With it, there was also an option to change the iteration of all objects within an object database to be in pack order, which allows to use pack-delta caches much better when the entire object is decoded later.

All in all, I am happy noseyparker motivated me to finally implement the last missing feature in the object database.

`--strict` and `--no-verbose`

For completeness and control, the --strict flag was added to ensure that commands that are 'lenient' on the git configuration by default are forced to be strict. Being strict is the same way that git treats configuration as it will fail to perform any action if it contains malformed or invalid values. gitoxide implements a degree of leniency to allow commands like gix config to always display configuration despite the presence of malformed values.

With gix fetch and gix clone being actually useful, it was important to have a way to automatically be verbose to show progress information. To provide more control over it, there is now a --no-verbose flag to turn off progress reporting in case of sub-commands that turn it on by default.

`clone` with auto-tags

Finally, gix clone performs clones that have a similar result as if git clone would have been used, due to the implementation of auto-tags. To counter that and allow no tags to be cloned to keep the repo more minimal, one can now specify --no-tags as well.

Community

Worktree configuration support

Sidney contributed the ability to layer worktree-specific configuration on top of the one coming from the shared repository, providing a path to supporting sparse checkouts correctly. Thanks to his work, gitoxide will be supporting sparse checkouts by default as it's aware of all features of the index file from the very start.

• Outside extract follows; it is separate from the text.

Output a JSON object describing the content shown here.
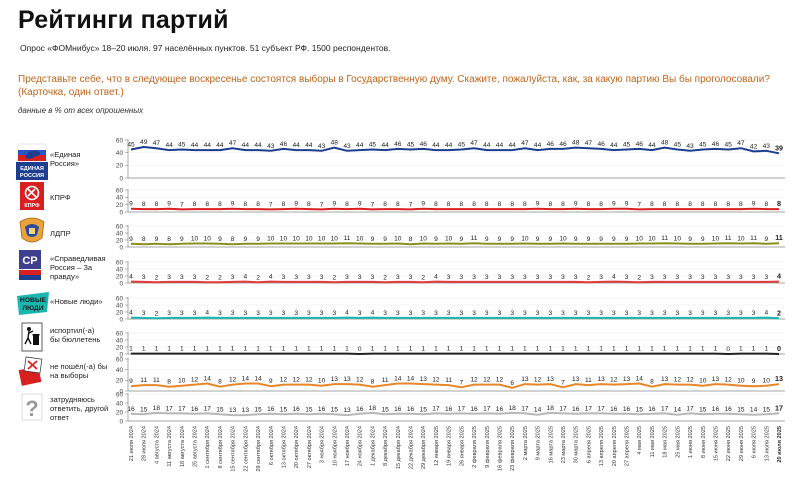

A fix for relative SCP URLs

Thanks to a user who employs gitoxide to clone and fetch repositories a fix was provided to deal with SCP-like git urls with relative paths correctly.

Various impactful fixes to `git-date` crate

Thanks to the repeated engagement of one industrious individual git-date received a lot of impactful bugfixes. First to mention is a fix for incorrect handling of timezone offsets which made roundtrips impossible. Baseline tests now compare to the results in git more thoroughly as well which should prevent regressions and help future development.

Lastly, due to a method being entirely untested and due to being dependent on the system's local timezone it was never run in a place where the timezone offset would become negative. And exactly that wasn't possible, until now.

Thanks for all your work!

Rust Foundation sponsorship: cargo shallow clones update

The last month on the grant to integrate gitoxide into cargo for shallow clones has begun and my plan is to make the PR reviewable this year 🎉. Doing mere fetches with gitoxide already provides substantial performance improvements particularly on Windows, so it's worth having even before shallow clone support lands.

It will definitely take more time to finish the integration and set cargo up to phase out git2 as well.

Merry Christmas, and a happy new year, Sebastian

PS: The latest timesheets can be found here.